Thursday, June 28, 2018

When California Was An Island

June 28, 2018
   Had lunch yesterday with the Cattletrack boys, Mark McDowell, Brent Bond and Andy Chuka and we talked quite a bit about Baja and my Mexicali Stud project. I told them I want to do some pretty ambitious maps depicting the evolution of Baja and California over the past 400 years. I have some very nice maps to illustrate this aspect of the story. Here are two of them.

Parts Unknown, Indeed!
   There was a time when the Pacific side of North America was a little sketchy to European mapmakers. 


As late as 1710, mapmakers were still depicting California as an island.

   Much of what became  the northern United States is marked as "Parts Unkown," and the Great Lakes have finally found their approximate shape. A mere decade earlier they were shown as one big, round lake, like this:


N. Visscher's version of The New World
[around 1698]

   California was portrayed as an island for quite some time (Spanish ships had made it up the inside of the Baja extension and since they didn't make it to the mouth of the Colorado River they assumed California was probably an island). Before 1700, the Great Lakes were portrayed as being one, big lake (see semi-circle).

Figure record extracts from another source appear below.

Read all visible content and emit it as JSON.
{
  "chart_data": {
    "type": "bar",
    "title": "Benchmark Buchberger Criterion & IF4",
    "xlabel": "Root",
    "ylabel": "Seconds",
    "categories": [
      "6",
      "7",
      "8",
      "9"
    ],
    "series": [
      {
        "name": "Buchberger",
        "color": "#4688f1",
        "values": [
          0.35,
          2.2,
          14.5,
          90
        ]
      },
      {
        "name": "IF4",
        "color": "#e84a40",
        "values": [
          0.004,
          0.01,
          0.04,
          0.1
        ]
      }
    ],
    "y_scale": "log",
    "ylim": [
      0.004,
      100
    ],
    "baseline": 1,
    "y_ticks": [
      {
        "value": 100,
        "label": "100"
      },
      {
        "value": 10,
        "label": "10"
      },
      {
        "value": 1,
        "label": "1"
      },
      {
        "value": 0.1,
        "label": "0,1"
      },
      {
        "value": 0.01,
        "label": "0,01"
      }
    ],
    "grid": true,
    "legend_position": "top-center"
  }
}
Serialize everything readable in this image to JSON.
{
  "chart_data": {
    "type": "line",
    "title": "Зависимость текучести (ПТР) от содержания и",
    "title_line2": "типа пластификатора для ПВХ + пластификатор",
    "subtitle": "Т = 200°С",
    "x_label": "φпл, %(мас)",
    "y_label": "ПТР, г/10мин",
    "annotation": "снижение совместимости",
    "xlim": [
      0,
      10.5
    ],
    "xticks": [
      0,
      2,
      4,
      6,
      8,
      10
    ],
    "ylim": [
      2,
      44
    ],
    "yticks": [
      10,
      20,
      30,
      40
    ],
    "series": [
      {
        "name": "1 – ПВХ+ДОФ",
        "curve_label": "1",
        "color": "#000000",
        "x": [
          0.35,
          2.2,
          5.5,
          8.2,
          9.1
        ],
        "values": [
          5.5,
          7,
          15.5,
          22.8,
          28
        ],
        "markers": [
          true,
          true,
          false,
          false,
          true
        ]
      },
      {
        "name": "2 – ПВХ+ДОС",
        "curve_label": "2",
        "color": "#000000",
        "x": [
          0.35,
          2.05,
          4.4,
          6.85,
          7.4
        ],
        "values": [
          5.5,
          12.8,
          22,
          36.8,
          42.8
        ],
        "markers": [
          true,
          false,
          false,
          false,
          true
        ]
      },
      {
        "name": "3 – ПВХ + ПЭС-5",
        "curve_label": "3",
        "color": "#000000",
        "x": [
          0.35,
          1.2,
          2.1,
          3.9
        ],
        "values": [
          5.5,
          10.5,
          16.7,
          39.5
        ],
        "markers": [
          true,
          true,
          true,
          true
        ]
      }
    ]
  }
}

Bios for The Mexicali Stud
   Of course I love doing mini-portraits and here is one of the jefes of the Baja in 1876:



Daily Whip Out: "El Jefe In Color"


   And, keeping with my vow to do a scratchboard every day, I did the same guy in scratchboard:



Daily Scratchboard Whip Out:
"El Jefe in B&W"

   I thrive on these little side projects and I have to agree with Graham Greene:

"Sometimes I wonder how all those who do not write, compose or paint can manage to escape the madness, the melancholia, the panic fear which is inherent to the human condition."